Converting the above to semantic differentials would not be possible without changing the type of information we are trying to garner from respondents.

Thus, overall, questions that use a Likert-type response format are more flexible, and have a greater number of applications.

Tips for Using Rating Scales in UX Surveys

If you’re thinking of using rating scales in your survey, then here are some tips.
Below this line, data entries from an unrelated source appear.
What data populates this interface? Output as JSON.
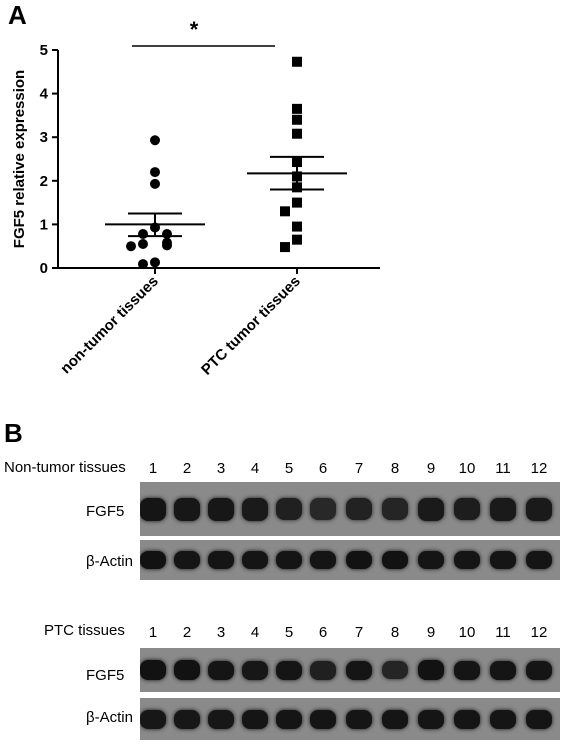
{
  "panel_a": {
    "letter": "A",
    "significance": "*"
  },
  "chart_data": {
    "type": "scatter",
    "title": "",
    "xlabel": "",
    "ylabel": "FGF5 relative expression",
    "ylim": [
      0,
      5
    ],
    "yticks": [
      "0",
      "1",
      "2",
      "3",
      "4",
      "5"
    ],
    "categories": [
      "non-tumor tissues",
      "PTC tumor tissues"
    ],
    "series": [
      {
        "category": "non-tumor tissues",
        "marker": "circle",
        "values": [
          2.93,
          2.2,
          1.93,
          0.93,
          0.78,
          0.78,
          0.58,
          0.55,
          0.52,
          0.5,
          0.13,
          0.09
        ],
        "mean": 1.0,
        "sem_low": 0.73,
        "sem_high": 1.25
      },
      {
        "category": "PTC tumor tissues",
        "marker": "square",
        "values": [
          4.73,
          3.65,
          3.4,
          3.08,
          2.43,
          2.1,
          1.85,
          1.5,
          1.3,
          0.95,
          0.65,
          0.48
        ],
        "mean": 2.17,
        "sem_low": 1.8,
        "sem_high": 2.55
      }
    ],
    "color": "#000000"
  },
  "panel_b": {
    "letter": "B",
    "lanes": [
      "1",
      "2",
      "3",
      "4",
      "5",
      "6",
      "7",
      "8",
      "9",
      "10",
      "11",
      "12"
    ],
    "gel1": {
      "header": "Non-tumor tissues",
      "fgf5_label": "FGF5",
      "actin_label": "β-Actin",
      "fgf5_intensity": [
        0.9,
        0.85,
        0.85,
        0.8,
        0.7,
        0.55,
        0.65,
        0.6,
        0.8,
        0.75,
        0.8,
        0.8
      ],
      "actin_intensity": [
        0.95,
        0.9,
        0.9,
        0.9,
        0.9,
        0.9,
        0.95,
        0.95,
        0.9,
        0.9,
        0.9,
        0.9
      ]
    },
    "gel2": {
      "header": "PTC tissues",
      "fgf5_label": "FGF5",
      "actin_label": "β-Actin",
      "fgf5_intensity": [
        0.95,
        0.95,
        0.9,
        0.85,
        0.9,
        0.7,
        0.9,
        0.6,
        0.95,
        0.9,
        0.9,
        0.9
      ],
      "actin_intensity": [
        0.85,
        0.85,
        0.85,
        0.9,
        0.9,
        0.9,
        0.9,
        0.9,
        0.9,
        0.9,
        0.9,
        0.9
      ]
    }
  }
}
  • If you want to evaluate the ease of use of an interface, use standardized usability questionnaires which have been tried and tested and have undergone psychometric testing, instead of creating your own.
  • If you’re not sure which style of rating scale to use, test them both. Do an in-person qualitative survey to test the comprehension of the question and of the answer options. Ask your participants to think aloud while they complete the survey. You can also trial both versions of the survey and compare the responses to decide whether you should use a Likert or a semantic-differential scale. Consider the audience: will people struggle to answer a semantic differential, or will they be prone to agree too much?
  • Use existing scale labels when designing a question using a Likert-type response format. Stick to the typical ways of phrasing agreement and disagreement (strongly agree, agree, neither agree nor disagree, etc.), rather than reinventing the wheel and creating new response options.
  • Ensure your polar adjectives are true opposites when designing semantic- differential scales. For example, go for well-accepted pairs like interesting vs. boring, as opposed to odd pairings such as cool vs. strange. Test with users in person to understand if word pairings are seen as bipolar before implementing a large-scale quantitative survey.
  • Include optional text fields so you can get more insight. A question like Why did you choose this rating? garners the thought process behind choosing an option on the scale.
  • Add a Not applicable option for those questions that might not apply to all your respondents. This extra choice allows you to disambiguate any neutral respondents from respondents who don’t believe the question is relevant to them.

Conclusion

Likert and semantic differential are two types of rating scales often used in UX research. Both are tried and tested ways to measure degrees of opinion related to the experience of products and services; however, they do so in slightly different ways. Pick the right style of rating scale to suit your research aims and be aware of the limitations and nuances of both.

References

Likert, R. (1932). A Technique for the Measurement of Attitudes. Archives of Psychology, 140, 1–55.

Osgood, C.E., Suci, G.J., and Tannenbaum, P.H. (1957). The Measurement of Meaning. University of Illinois Press, Urbana, Illinois.

Sauro, J., Lewis, J.R. (2011). When designing usability questionnaires, does it hurt to be positive?. Proceedings of the SIGCHI Conference on Human Factors in Computing Systems (CHI '11). 2215–2224.